For some credit unions, a community charter may be their only avenue for survival. But for all others pondering an expanded charter, they seem to dwell on starry-eyed possibilities without acknowledging some very big branding issues.

#1 Lost focus
Credit unions with closed charters concentrate on the unique needs of a very specific and narrowly-defined audience. They know exactly who they serve and why they exist. Tragically, many community chartered credit unions let their concept of “audience segmentation” erode into a singular demographic: “all people ages 18-55.” (Translation: “everyone with money and a pulse.”) The bigger your target audience gets, the harder it becomes to find a unique value proposition. The lowest common denominator is rates, price and fees.

#2 Massive marketing muscle
Maximizing community charters requires a whole new level of marketing — billboards, radio, TV, online ads — plus a much larger budget that can be quite a shock for those who aren’t prepared. Closed-charter credit unions are accustomed to a very limited range of marketing tactics. They aren’t familiar with what it takes to generate name awareness and build a mass-market brand. They have little- or no experience with CPM, SEO, click-through rates and paid search.

#3 Estrange your sponsor
To your original sponsor, a community charter can look like a deliberate attempt at distancing yourself from their organization. As you change names and start marketing to the general public, the feeling that your credit union was once an exclusive, club-like employee benefit disappears right along with the special access your credit union once enjoyed. No more welcome packets at new employee orientations. No more kiosks in the employee cafeteria. They may even kick you out of their facilities altogether.

#4 The old name won’t work
If you have a word like “Employees,” “Teachers” or some other equally-limiting term in your name, you will never convince the community that “everyone can join.” Many credit unions think adding the word “Community” in their names connotes an open charter, but that never works as hoped. You can try switching to an acronym — AECU, BECU, CECU, DECU, EECU, etc. — but these stiff and corporate combinations of letters are already ubiquitously used by other credit unions. Even if you can find a suitable web address, people will still get confused when searching for you on the internet. In all likelihood, a community charter will require a name change.

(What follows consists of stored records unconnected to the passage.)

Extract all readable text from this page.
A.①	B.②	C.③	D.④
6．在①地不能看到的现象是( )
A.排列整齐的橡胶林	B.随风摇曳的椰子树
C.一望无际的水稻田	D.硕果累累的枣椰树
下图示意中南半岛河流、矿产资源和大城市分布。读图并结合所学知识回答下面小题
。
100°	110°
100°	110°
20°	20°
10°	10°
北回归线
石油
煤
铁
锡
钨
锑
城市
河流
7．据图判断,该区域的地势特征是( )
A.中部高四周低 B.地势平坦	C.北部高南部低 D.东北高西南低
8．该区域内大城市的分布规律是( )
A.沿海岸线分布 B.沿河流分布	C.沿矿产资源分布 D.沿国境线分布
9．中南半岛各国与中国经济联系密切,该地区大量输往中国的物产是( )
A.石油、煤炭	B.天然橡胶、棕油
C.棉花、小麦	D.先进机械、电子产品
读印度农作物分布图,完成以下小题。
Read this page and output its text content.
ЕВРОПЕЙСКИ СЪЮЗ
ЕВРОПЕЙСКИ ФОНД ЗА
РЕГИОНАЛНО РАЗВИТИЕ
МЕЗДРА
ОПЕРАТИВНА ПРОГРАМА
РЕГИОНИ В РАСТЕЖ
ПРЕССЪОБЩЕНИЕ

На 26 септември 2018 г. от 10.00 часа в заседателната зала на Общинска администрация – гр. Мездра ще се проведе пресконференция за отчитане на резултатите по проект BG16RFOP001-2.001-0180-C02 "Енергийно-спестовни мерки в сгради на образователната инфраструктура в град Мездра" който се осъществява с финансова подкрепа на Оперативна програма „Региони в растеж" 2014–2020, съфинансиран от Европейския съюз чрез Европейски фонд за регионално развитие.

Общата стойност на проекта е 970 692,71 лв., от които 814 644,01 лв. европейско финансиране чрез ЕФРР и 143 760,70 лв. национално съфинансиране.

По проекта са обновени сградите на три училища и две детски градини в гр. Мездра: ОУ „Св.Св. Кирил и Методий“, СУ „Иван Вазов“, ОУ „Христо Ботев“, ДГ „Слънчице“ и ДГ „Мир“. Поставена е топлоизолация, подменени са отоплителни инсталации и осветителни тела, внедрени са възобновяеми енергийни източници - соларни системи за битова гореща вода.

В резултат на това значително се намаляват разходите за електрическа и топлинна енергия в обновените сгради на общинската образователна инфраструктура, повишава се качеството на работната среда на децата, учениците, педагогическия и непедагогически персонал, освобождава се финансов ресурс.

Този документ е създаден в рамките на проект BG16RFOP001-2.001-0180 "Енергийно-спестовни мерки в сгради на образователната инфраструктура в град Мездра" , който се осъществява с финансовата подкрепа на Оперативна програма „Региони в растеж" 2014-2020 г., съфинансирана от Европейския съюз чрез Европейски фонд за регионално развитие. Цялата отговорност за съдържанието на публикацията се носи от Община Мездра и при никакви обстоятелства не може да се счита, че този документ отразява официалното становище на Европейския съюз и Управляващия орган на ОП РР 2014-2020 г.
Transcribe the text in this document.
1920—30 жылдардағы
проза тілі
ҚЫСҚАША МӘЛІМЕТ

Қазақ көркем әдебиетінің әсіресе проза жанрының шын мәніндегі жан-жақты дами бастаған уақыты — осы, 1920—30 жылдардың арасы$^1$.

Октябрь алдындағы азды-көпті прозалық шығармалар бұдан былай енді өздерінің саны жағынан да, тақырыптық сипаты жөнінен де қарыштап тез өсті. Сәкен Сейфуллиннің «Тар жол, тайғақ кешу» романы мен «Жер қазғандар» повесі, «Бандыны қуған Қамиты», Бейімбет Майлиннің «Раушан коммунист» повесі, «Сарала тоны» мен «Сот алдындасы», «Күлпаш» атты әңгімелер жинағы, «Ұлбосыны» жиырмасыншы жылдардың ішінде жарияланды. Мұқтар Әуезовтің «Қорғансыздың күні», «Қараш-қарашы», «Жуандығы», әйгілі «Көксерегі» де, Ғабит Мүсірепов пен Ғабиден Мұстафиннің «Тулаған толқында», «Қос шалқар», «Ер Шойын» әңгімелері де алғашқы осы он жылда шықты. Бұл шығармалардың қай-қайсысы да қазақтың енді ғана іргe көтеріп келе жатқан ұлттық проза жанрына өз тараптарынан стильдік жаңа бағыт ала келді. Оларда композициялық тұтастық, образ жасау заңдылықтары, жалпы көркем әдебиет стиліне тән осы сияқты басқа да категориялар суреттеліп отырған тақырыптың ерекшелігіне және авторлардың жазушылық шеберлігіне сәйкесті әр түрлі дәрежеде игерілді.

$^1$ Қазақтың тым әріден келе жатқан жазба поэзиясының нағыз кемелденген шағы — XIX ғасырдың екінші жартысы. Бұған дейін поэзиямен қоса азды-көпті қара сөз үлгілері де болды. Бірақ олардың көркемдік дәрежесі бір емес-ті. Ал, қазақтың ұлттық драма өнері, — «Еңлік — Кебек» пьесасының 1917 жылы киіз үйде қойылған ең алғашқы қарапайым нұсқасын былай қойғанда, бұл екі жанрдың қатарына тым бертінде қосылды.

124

#5 Cooperation becomes competition
Credit unions are comfortable competing with banks, but they aren’t used to competing with other credit unions. Don’t be surprised when your once-friendly pals at the credit union down the street give you the cold shoulder. Once you have a community charter, you are trying to steal their members.

#6 Bankers hate community charters
Every time credit unions expand, the ABA becomes more agitated. Each new community charter fuels the ABA’s fight for credit union taxation. If every credit union in the U.S. had a community charter, then what argument would there be against taxation?